Deu-se uma transformação da ideia de ensino?

A educação é sobretudo a capacidade de configurar as relações emocionais e as relações interpessoais, porque os conteúdos cognitivos são a coisa mais simples, porque até estão disponíveis em todo o lado. Na internet está tudo o que eu sei vezes mil, portanto, os meus alunos têm acesso a isso com facilidade.

© Mais Guimarães

E as pessoas perceberam a importância dos professores?

Houve um momento em que as pessoas se aperceberam da importância social dos professores, mas provavelmente pelas piores razões, porque deram por ela que os professores são essenciais para guardarem os filhos deles, mas os professores não têm como função essencial guardarem as crianças, mas criarem contextos de ensino-aprendizagem para as crianças, e isso nem sempre foi compreendido. Se isso, estruturalmente, mudou o estatuto dos professores perante a sociedade, tenho muita dúvida, até porque, isto não se muda de uma vez só.

As pessoas não percebem a exigência física, intelectual, emocional, e a exigência ética de ser professor. Diria que 90% dos pais dos meus alunos, não aguentaria estar metade do tempo que eu estou com os meus alunos metidos numa sala de aula. E isto dia após dia, semana após semana, ano após ano.

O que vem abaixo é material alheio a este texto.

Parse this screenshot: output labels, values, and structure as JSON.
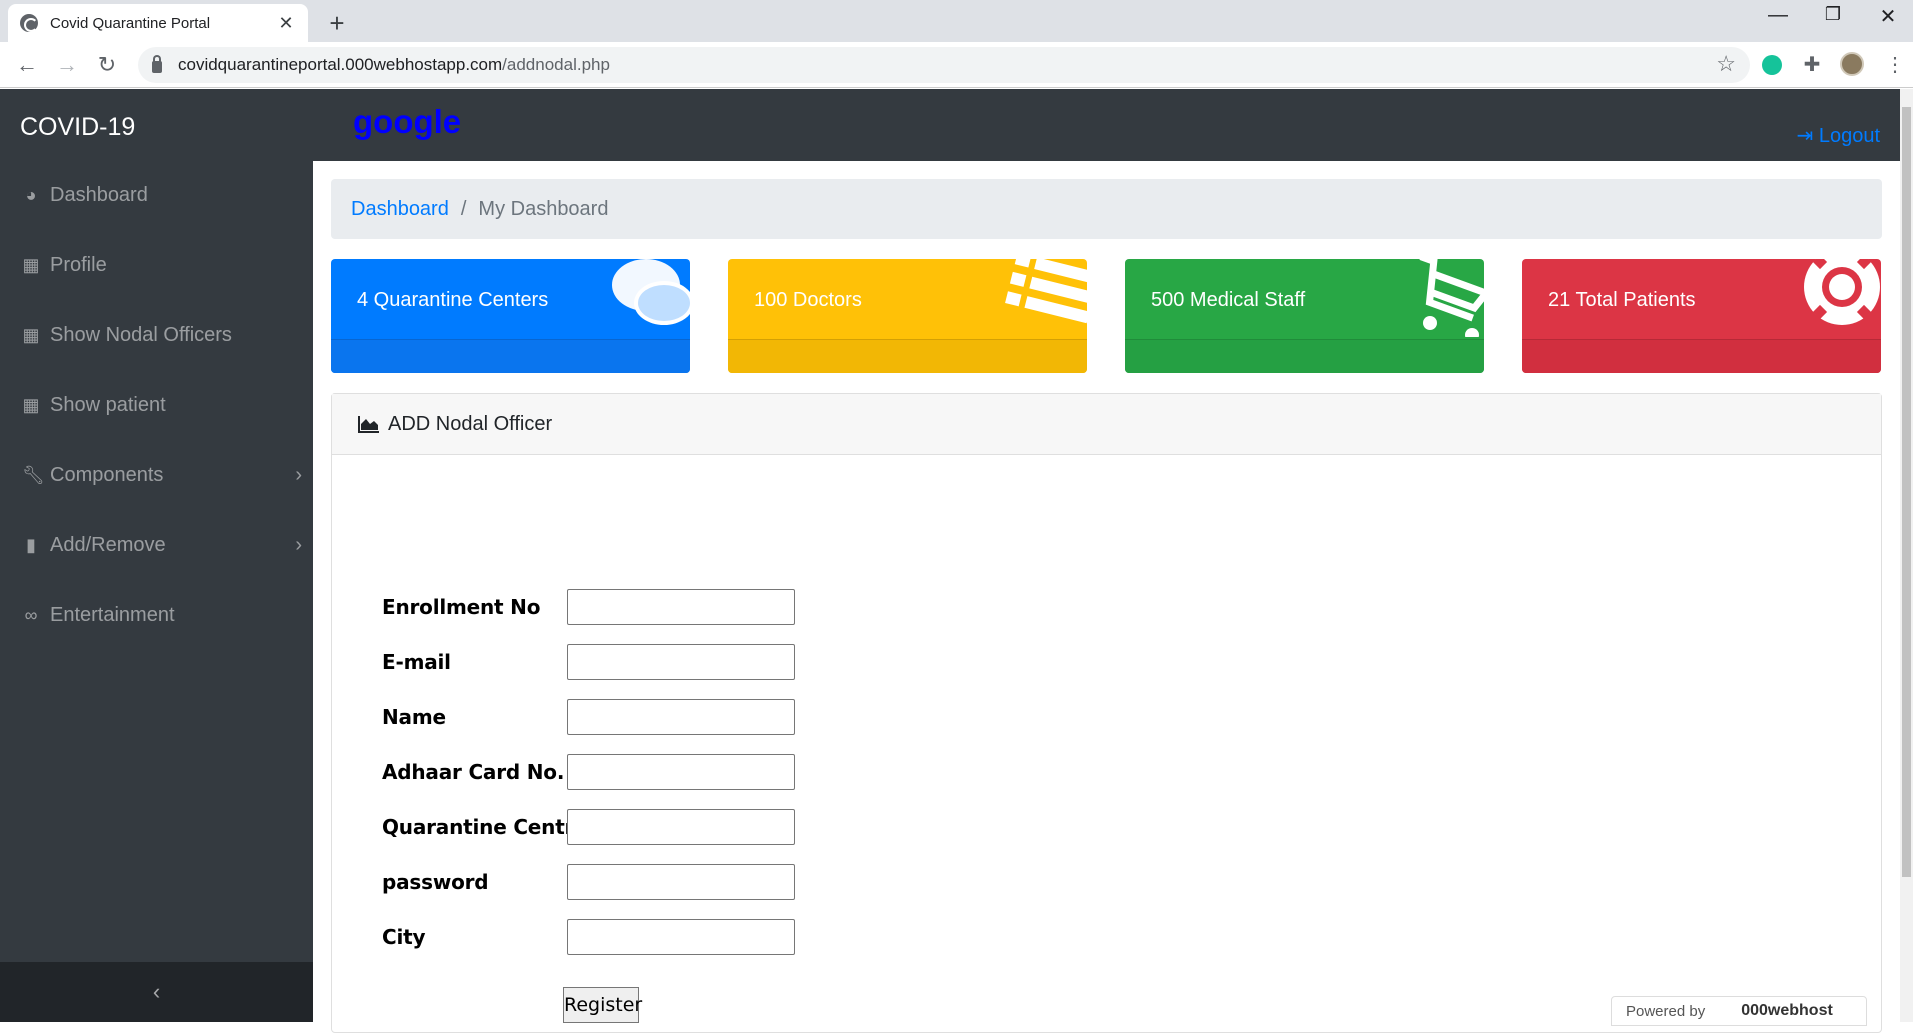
{
  "browser": {
    "tab_title": "Covid Quarantine Portal",
    "url_host": "covidquarantineportal.000webhostapp.com",
    "url_path": "/addnodal.php"
  },
  "sidebar": {
    "brand": "COVID-19",
    "items": [
      {
        "label": "Dashboard",
        "icon": "tachometer-icon"
      },
      {
        "label": "Profile",
        "icon": "table-icon"
      },
      {
        "label": "Show Nodal Officers",
        "icon": "table-icon"
      },
      {
        "label": "Show patient",
        "icon": "table-icon"
      },
      {
        "label": "Components",
        "icon": "wrench-icon"
      },
      {
        "label": "Add/Remove",
        "icon": "file-icon"
      },
      {
        "label": "Entertainment",
        "icon": "link-icon"
      }
    ],
    "toggle": "‹"
  },
  "topnav": {
    "brand_link": "google",
    "logout": "Logout"
  },
  "breadcrumb": {
    "link": "Dashboard",
    "separator": "/",
    "active": "My Dashboard"
  },
  "cards": [
    {
      "text": "4 Quarantine Centers",
      "color": "#007bff",
      "icon": "comments-icon"
    },
    {
      "text": "100 Doctors",
      "color": "#ffc107",
      "icon": "list-icon"
    },
    {
      "text": "500 Medical Staff",
      "color": "#28a745",
      "icon": "shopping-cart-icon"
    },
    {
      "text": "21 Total Patients",
      "color": "#dc3545",
      "icon": "life-ring-icon"
    }
  ],
  "panel": {
    "title": "ADD Nodal Officer"
  },
  "form": {
    "fields": [
      {
        "label": "Enrollment No",
        "value": ""
      },
      {
        "label": "E-mail",
        "value": ""
      },
      {
        "label": "Name",
        "value": ""
      },
      {
        "label": "Adhaar Card No.",
        "value": ""
      },
      {
        "label": "Quarantine Centre",
        "value": ""
      },
      {
        "label": "password",
        "value": ""
      },
      {
        "label": "City",
        "value": ""
      }
    ],
    "submit": "Register"
  },
  "footer_badge": {
    "prefix": "Powered by",
    "brand": "000webhost"
  }
}
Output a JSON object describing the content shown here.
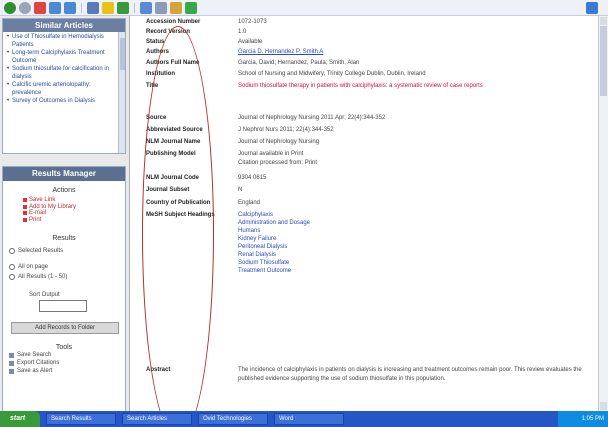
{
  "similar_articles": {
    "title": "Similar Articles",
    "items": [
      "Use of Thiosulfate in Hemodialysis Patients",
      "Long-term Calciphylaxis Treatment Outcome",
      "Sodium thiosulfate for calcification in dialysis",
      "Calcific uremic arteriolopathy: prevalence",
      "Survey of Outcomes in Dialysis"
    ]
  },
  "results_manager": {
    "title": "Results Manager",
    "actions_title": "Actions",
    "actions": [
      "Save Link",
      "Add to My Library",
      "E-mail",
      "Print"
    ],
    "results_title": "Results",
    "results_options": [
      "Selected Results",
      "All on page",
      "All Results (1 - 50)"
    ],
    "sort_label": "Sort Output",
    "add_button": "Add Records to Folder",
    "tools_title": "Tools",
    "tools": [
      "Save Search",
      "Export Citations",
      "Save as Alert"
    ]
  },
  "record": {
    "fields": [
      {
        "label": "Accession Number",
        "value": "1072-1073"
      },
      {
        "label": "Record Version",
        "value": "1.0"
      },
      {
        "label": "Status",
        "value": "Available"
      },
      {
        "label": "Authors",
        "value": "Garcia D, Hernandez P, Smith A"
      },
      {
        "label": "Authors Full Name",
        "value": "Garcia, David; Hernandez, Paula; Smith, Alan"
      },
      {
        "label": "Institution",
        "value": "School of Nursing and Midwifery, Trinity College Dublin, Dublin, Ireland"
      },
      {
        "label": "Title",
        "value": "Sodium thiosulfate therapy in patients with calciphylaxis: a systematic review of case reports"
      },
      {
        "label": "Source",
        "value": "Journal of Nephrology Nursing 2011 Apr; 22(4):344-352"
      },
      {
        "label": "Abbreviated Source",
        "value": "J Nephrol Nurs 2011; 22(4):344-352"
      },
      {
        "label": "NLM Journal Name",
        "value": "Journal of Nephrology Nursing"
      },
      {
        "label": "Publishing Model",
        "value": "Journal available in Print\nCitation processed from: Print"
      },
      {
        "label": "NLM Journal Code",
        "value": "9304 0615"
      },
      {
        "label": "Journal Subset",
        "value": "N"
      },
      {
        "label": "Country of Publication",
        "value": "England"
      },
      {
        "label": "MeSH Subject Headings",
        "value": "Calciphylaxis\nAdministration and Dosage\nHumans\nKidney Failure\nPeritoneal Dialysis\nRenal Dialysis\nSodium Thiosulfate\nTreatment Outcome"
      },
      {
        "label": "Abstract",
        "value": "The incidence of calciphylaxis in patients on dialysis is increasing and treatment outcomes remain poor. This review evaluates the published evidence supporting the use of sodium thiosulfate in this population."
      }
    ]
  },
  "taskbar": {
    "start": "start",
    "tasks": [
      "Search Results",
      "Search Articles",
      "Ovid Technologies",
      "Word"
    ],
    "clock": "1:05 PM"
  }
}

E para ser professor é preciso ter tempo, por exemplo, para ler. A principal tarefa de um professor é conhecer, depois ser capaz de abrir o leque de conhecimento que seja mais expansivo que a sua especialidade, e para fazer isso ele precisa de tempo.

“Eu acho que havia condições para não haver eleições antecipadas”

Francisco Teixeira

Falemos agora da situação política nacional. Como vê a queda do Governo com o chumbo do Orçamento de Estado e a marcação de eleições legislativas?

Eu vi mal. Eu acho que havia condições para não haver eleições antecipadas. O PCP e o Bloco de Esquerda tinham de ser capazes de dar mais um passo para o PS, e o PS mais um passo em direção ao Bloco de Esquerda e PCP. Teria que haver vontade política, que falhou de todas as partes. Acho que o PCP e o BE não perceberam que este orçamento tinha uma marca social de esquerda muito forte, de aumento de rendimentos para as pessoas mais vulneráveis. Nem uns nem outros quiseram dar o braço a torcer.

Na política local surge como apoiante de Ricardo Costa…

Eu fui e sou apoiante do Ricardo Costa. Acho que pode ser, de facto, uma vitalidade nova para o partido socialista em Guimarães. O Ricardo tem uma perceção de que as portas do partido não podem estar fechadas. E isto nem sequer é metafórico, porque uma das coisas que a mim mais me constrange é ver as portas da sede do Partido Socialista literalmente fechadas. Não há espaço de intervenção no partido socialista para quem queira, legitimamente, intervir. O programa amplo que eu sei que ele tem é uma mudança muito significativa relativamente àquilo que foi o partido socialista em Guimarães nos últimos anos.